Por volta de 2027, a Índia deve ultrapassar a China como o país mais populoso do mundo
Por volta de 2027, a Índia deve ultrapassar a China como o país mais populoso do mundo | Foto: Shutterstock

De acordo com o documento, a população mundial, que é de 7,7 bilhões na atualidade, continua crescendo, ainda que em um ritmo mais lento do que nunca desde 1950: a taxa, que atualmente é de 1,1% ao ano, deve chegar a 0,4% perto do fim do século. A previsão é que chegue a 9,7 bilhões em 2050 e a quase 11 bilhões em 2100.

O relatório, chamado World Population Prospects (Prospecções da População Mundial), é lançado a cada dois anos pela divisão de população da ONU e traz análises para 235 países e áreas, baseadas em informações de censos nacionais, pesquisas por amostragem e tendências históricas. São projeções, portanto, tendências demográficas que estão sujeitas a alterações, pois dependem de mudanças tecnológicas, avanços médicos, condições políticas e de costumes, que podem se alterar de forma imprevisível.

Para prever a população no fim do século, a ONU trabalha com três cenários: no de projeção alta, o mundo teria 15,6 bilhões de habitantes em 2100; no mais conservador, ficaria em 7,32 bilhões e, no médio - o mais provável de ocorrer -, chegaria a 10,8 bilhões.
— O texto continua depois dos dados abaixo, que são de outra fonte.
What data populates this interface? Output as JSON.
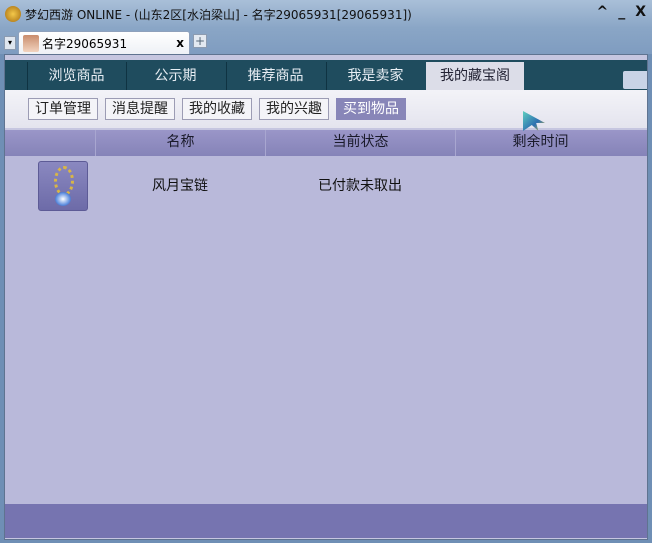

Na projeção anterior, em 2017, previa-se uma população de 11,18 bilhões em 2011 (ou seja, cerca de 300 milhões a mais do que se acredita agora).

"Essa diferença se deve principalmente a revisões em taxas de fecundidade recentes e esperadas no futuro em vários países maiores, como Bangladesh, República Democrática do Congo, Índia e Estados Unidos", disse Patrick Gerland, chefe da seção de estimativas e projeções de população da ONU. "Mudanças nesses países têm sido um pouco mais rápidas do que se acreditava."

De acordo com o novo relatório, metade dos novos habitantes do mundo até 2050 virá de apenas nove países, a maioria pobres ou em desenvolvimento: Índia, Nigéria, Paquistão, República Democrática do Congo, Etiópia, Tanzânia, Indonésia, Egito e EUA. Entre as grandes regiões, a África Subsaariana deve dobrar sua população nos próximos 30 anos, enquanto, na outra ponta, a Europa e a América do Norte terão aumento de apenas 2% de sua população, segundo as previsões. O crescimento previsto nesse mesmo período para a América Latina e o Caribe é de 18%.

Por volta de 2027, a Índia deve ultrapassar a China como o país mais populoso do mundo - alguns anos depois do que se imaginava anteriormente.

"A taxa de fecundidade na Índia caiu um pouco mais rápido do que se imaginava, e a fecundidade na China cresceu mais do que o esperado por causa do fim da política do filho único e de alguns incentivos para a população ter mais filhos", afirmou o pesquisador e doutor em demografia José Eustáquio Alves, que analisou os dados. "Esse ranking vai mudar muito. Estão saindo os países mais desenvolvidos e começam a entrar os mais pobres, como a República Democrática do Congo, que vai crescer absurdamente, a Etiópia, a Tanzânia", observou.

Alves chama a atenção também o caso de Angola, que deve ter sua população multiplicada por 11 ao longo deste século – de 16,4 milhões para 188 milhões-, chegando ao 11º lugar no ranking, na frente do Brasil.